Sunday 13 January 2013

This call may be recorded for training purposes

My phone rang on my desk. My phone never rings on my desk. This is the genuine [aside from the anonymity I am granting] conversation I had when I picked it up.

GT: Hello, Greville Tombs, Open Plan Office?
PH: Hello? This is TexisMexis Publishing House. Can I speak to Greville Tombs?
GT: Yes, I am Greville Tombs. Can I help?
PH: You are Greville Tombs?
GT: Yes.
PH: I have your letter here regarding your request to cancel your subscription to the Series Title.
GT: No you don’t.
PH: Yes, Mr. Tombs, you wrote us a letter dated 13th December.
GT: No I didn’t.
PH: You have a subscription with us for the Series Title, Mr. Tombs.
GT: No I don’t.
PH: I have your letter dated 13th December. But you say you didn’t send it to us?
GT: I didn’t send any letter to you. I don’t believe I am the person you want. Can I just check your contact details for me and how you came to be phoning me?
PH: You are Greville Tombs?
GT: Yes.
PH: Your address is Open Plan Office, Building, Town?
GT: Yes.
PH: Your subscription reference is DX-34-45-67-RTY?
GT: No.
PH: But you are Greville Tombs?
GT: Yes. And I am talking to you from the Open Plan Office.
PH: This is TexisMexis Publishing House.
GT: I know.
PH: This is strange. I have your letter here. It is dated 13th December. I have your details on my screen of your subscription with us at TexisMexis Publishing House. I just need to confirm I am talking to you in order to proceed with your cancellation request.
GT: But you can’t confirm it, because it isn’t me. You are talking to someone else.
PH: This is strange.
GT: I didn’t send you a letter, but I am Greville Tombs.
PH: Will I continue your subscription?
Me: I don’t have a subscription. Never have. What I am more concerned about is how you got my number. Was it on the letter?
GT: Let me check. You have signed the letter “Greville Tombs”.
Me: I can’t have.
PH: Let me look again at the subscription details on my screen.
GT: Good idea. Is there anything in them which might suggest a different contact name, as I am the only Greville Tombs at this address?
PH: OK. Can you now confirm your name is Greville Turns?
GT: No.
PH: You are not Greville Turns?
GT: No. I am Greville Tombs.
PH: But why have I got your address and phone number?
GT: What is the phone number? The phone number you dialled to get me today?
PH: 1111 222 3333
GT: That’s not my phone number.
PH: This is very strange.
GT: You have dialled the Open Plan Office switchboard number and you asked for Greville Tombs and have been put through to me.
PH: Yes.
GT: Only you wanted Greville Turns not Greville Tombs.
PH: OK. I have your email address on the subscription screen.
GT: What is it?
PH: Greville dot Turns at Faceless dot org dot uk
GT: That’s not my email address. I am Greville Tombs. But I think I know what has happened. I am checking to see if we have a staff member named Greville Turns.
PH: Hmmm, it is very important I talk with you about your subscription – there are big changes to come in the New Year and I need to confirm them with you.
GT: I don’t have a subscription with you and I am Greville Tombs, not Greville Turns.
PH: This is funny.
GT: It is a little confusing.
PH: I will email instead, I think that this is the better idea, bye!
GT: I think so too. Bye, now!

It was the girl’s steadfast refusal to accept it wasn’t me, when her sole reason for calling was to securely confirm she was talking to the right person, which left me laughing!

She was her own paradox.

Which, incidentally, is the name of Greville and the Tombstone's touring support band next year, I am led to believe.

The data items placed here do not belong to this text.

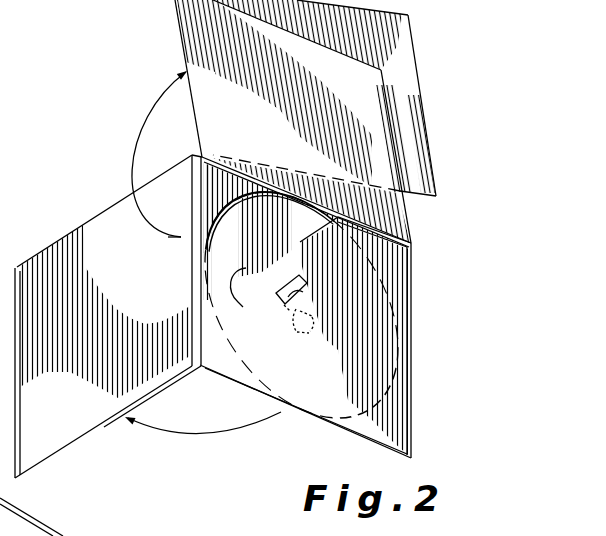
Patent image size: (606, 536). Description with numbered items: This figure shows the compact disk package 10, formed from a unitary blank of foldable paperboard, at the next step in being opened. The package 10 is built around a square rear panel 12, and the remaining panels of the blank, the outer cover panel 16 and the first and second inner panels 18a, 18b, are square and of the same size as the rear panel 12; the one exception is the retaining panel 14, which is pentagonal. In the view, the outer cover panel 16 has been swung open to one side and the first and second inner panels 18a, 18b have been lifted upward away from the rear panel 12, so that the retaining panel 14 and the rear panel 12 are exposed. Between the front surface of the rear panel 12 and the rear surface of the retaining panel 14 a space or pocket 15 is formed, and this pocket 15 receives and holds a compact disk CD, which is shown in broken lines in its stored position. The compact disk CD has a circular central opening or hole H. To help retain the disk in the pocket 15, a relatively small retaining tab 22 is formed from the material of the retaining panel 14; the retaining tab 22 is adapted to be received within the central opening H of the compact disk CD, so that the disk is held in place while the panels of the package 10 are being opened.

The compact disk package 10 is at (433, 341).
The rear panel 12 is at (223, 177).
The retaining panel 14 is at (233, 354).
The pocket 15 is at (245, 295).
The outer cover panel 16 is at (129, 265).
The first inner panel 18a is at (338, 100).
The second inner panel 18b is at (391, 41).
The retaining tab 22 is at (304, 290).
The compact disk CD is at (208, 273).
The central opening H is at (306, 338).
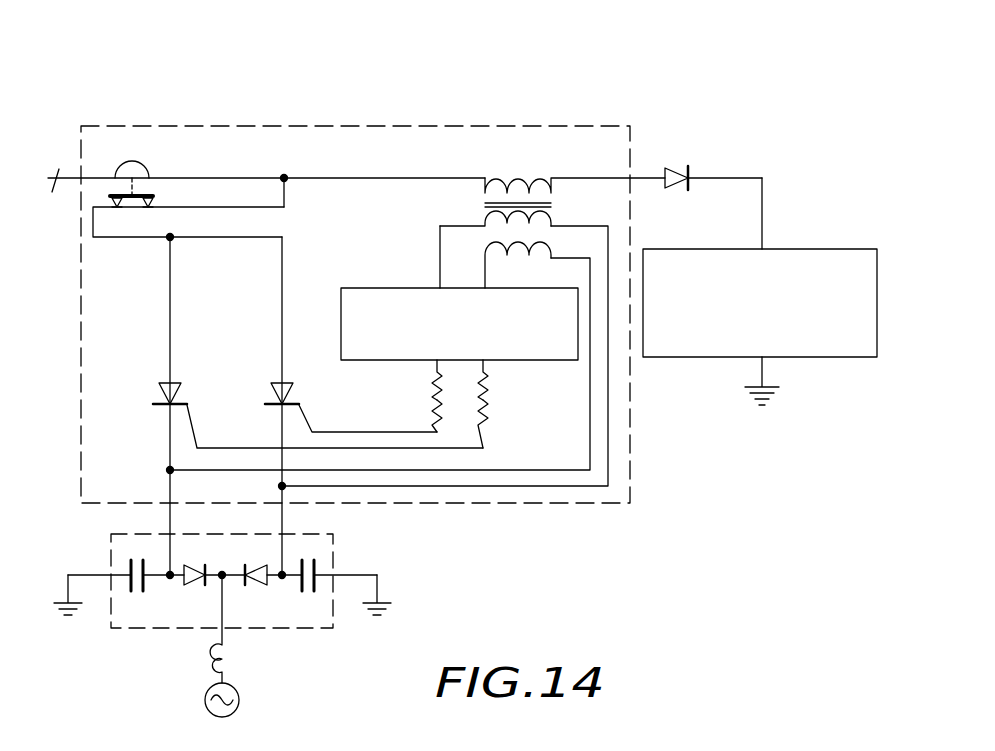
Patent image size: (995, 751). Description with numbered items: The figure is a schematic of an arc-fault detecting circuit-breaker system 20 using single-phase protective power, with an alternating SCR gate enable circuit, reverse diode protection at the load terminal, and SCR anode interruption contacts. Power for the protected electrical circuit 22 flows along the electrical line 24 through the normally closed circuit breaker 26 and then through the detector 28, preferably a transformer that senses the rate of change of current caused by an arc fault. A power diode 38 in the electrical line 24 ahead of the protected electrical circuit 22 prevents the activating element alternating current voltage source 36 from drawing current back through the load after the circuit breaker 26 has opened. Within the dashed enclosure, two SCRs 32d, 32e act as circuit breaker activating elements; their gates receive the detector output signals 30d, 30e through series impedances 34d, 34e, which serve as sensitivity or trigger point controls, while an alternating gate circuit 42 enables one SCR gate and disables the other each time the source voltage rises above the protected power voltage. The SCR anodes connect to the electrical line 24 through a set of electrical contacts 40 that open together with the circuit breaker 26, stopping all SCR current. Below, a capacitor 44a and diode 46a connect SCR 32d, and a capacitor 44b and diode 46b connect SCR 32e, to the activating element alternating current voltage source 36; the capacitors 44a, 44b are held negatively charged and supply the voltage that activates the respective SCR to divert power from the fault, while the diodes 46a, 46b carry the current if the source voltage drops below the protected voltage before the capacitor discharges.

2 weeks later, I only go and get another phone call. I know!:

“Hello I am calling from Different Publishing House my name is Echo, Victor, Alpha,
November, November, India, Alpha. Am I speaking to your company’s payment
account department?”

Whoa, Love! I need a pencil. OK Bravo Two Zero!

"No, I am not in this department. I don't think we even have this department."
"Oh! Do you know about payment accounts in your company?"
"No. Can I take your details and get someone to call you back?"
"Can I call this number again and leave a voice mail instead?"
"SIGH!"

I mean, what is going on these days with publication house telephonists? Clearly these people are sat at a computer screen with one of those headsets which Rachel Stevens used to wear on stage and, like Rachel Stevens, totally unable to think sideways or deviate from the prescribed question/response they are trained for our gentle entertainment for.

All this made me think quite hard as I sat tugging the cable out the back of my phone.
What happened to Rachel Stevens? Is she still recording? Tell me she is still putting out calenders, at least.

Why, oh why does February have the fewest days in?